Je parlais avec un ami restaurateur l’autre jour. Il me disait qu’il ne faisait quasiment plus de cash au black. Aujourd’hui, tout passe par la carte, il est obligé de tout déclarer, et derrière il se fait massacrer en impôts. Le paradoxe, c’est que ces revenus déclarés lui donnent en même temps une capacité d’emprunt beaucoup plus importante. La banque voit un resto avec un gros bilan, donc elle est prête à lui prêter. Et c’est là qu’il se retrouve pris en tenaille. D’un côté, il n’a quasiment plus la possibilité de sortir de la marge du système. Tout ce qu’il gagne est visible et fiscalisé. De l’autre, s’il veut vraiment grossir son patrimoine et générer du cash, son seul levier est de grossir via la dette. C’est une fuite en avant. Il doit utiliser les revenus qu’il déclare pour emprunter, ouvrir un autre resto, puis utiliser les bilans comptables de ces deux restos pour emprunter encore davantage. C’est presque la fin du business à l’ancienne. Le mec qui montait une bonne affaire, avait des clients contents, dégageait de la marge et accumulait tranquillement. À la place, tu vas vers un modèle où il faut grossir, emprunter, réinvestir, refinancer.
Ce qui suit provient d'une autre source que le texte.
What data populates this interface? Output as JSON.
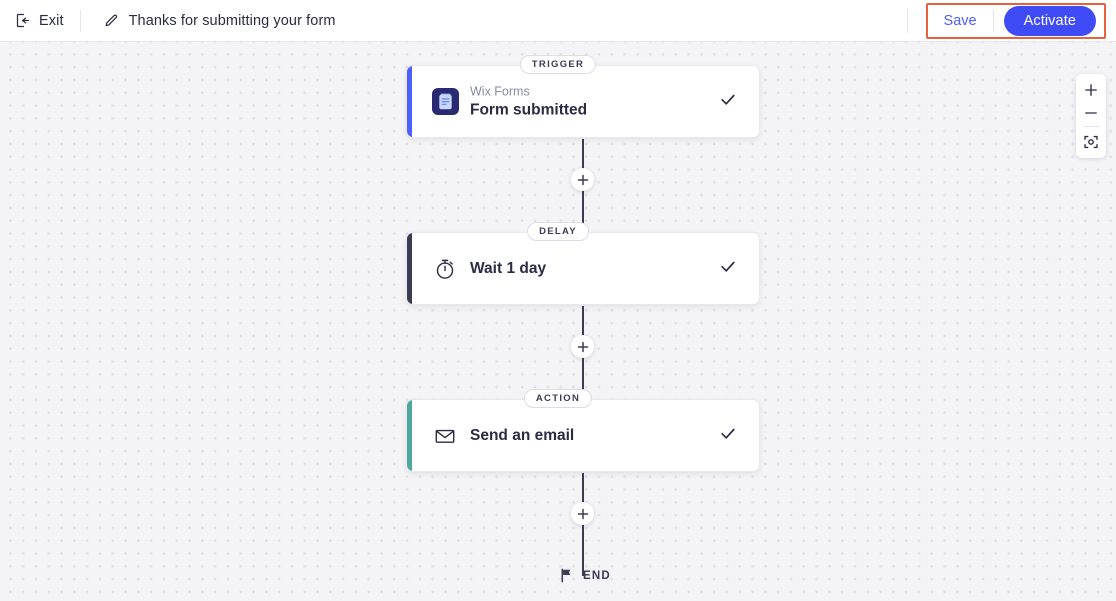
{
  "header": {
    "exit": {
      "label": "Exit",
      "icon": "exit-icon"
    },
    "edit_icon": "pencil-icon",
    "title": "Thanks for submitting your form",
    "save_label": "Save",
    "activate_label": "Activate",
    "highlight_color": "#e8603c",
    "save_color": "#4c5fff",
    "activate_color": "#3f4cf5"
  },
  "canvas": {
    "nodes": [
      {
        "badge": "TRIGGER",
        "app": "Wix Forms",
        "title": "Form submitted",
        "icon": "form-clipboard-icon",
        "accent": "#4c5fff",
        "checked": true
      },
      {
        "badge": "DELAY",
        "app": "",
        "title": "Wait 1 day",
        "icon": "stopwatch-icon",
        "accent": "#3b3b53",
        "checked": true
      },
      {
        "badge": "ACTION",
        "app": "",
        "title": "Send an email",
        "icon": "envelope-icon",
        "accent": "#4ea8a0",
        "checked": true
      }
    ],
    "add_button_icon": "plus-icon",
    "end": {
      "label": "END",
      "icon": "flag-icon"
    }
  },
  "zoom_controls": {
    "zoom_in": "plus-icon",
    "zoom_out": "minus-icon",
    "fit_screen": "fit-to-screen-icon"
  }
}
La réussite ne se mesure plus à la marge que tu dégages, mais à la dette que tes revenus te permettent de lever. Dans un État qui fiscalise de plus en plus, la seule porte de sortie finit donc par être la financiarisation de son business. Et les banques gagnent à tous les étages : fees sur les cartes, puis crédit pour financer la croissance. En gros, quand l’État supprime le cash, il force les entrepreneurs à déclarer, la marge disparaît et la dette prend le relais. Le pire, c’est que les gauchistes pensent combattre les banquiers en taxant l’économie. Ils réussissent simplement à réduire la capacité des entrepreneurs à accumuler et réinvestir leurs propres profits, et les poussent mécaniquement à financer leur croissance par des prêts bancaires.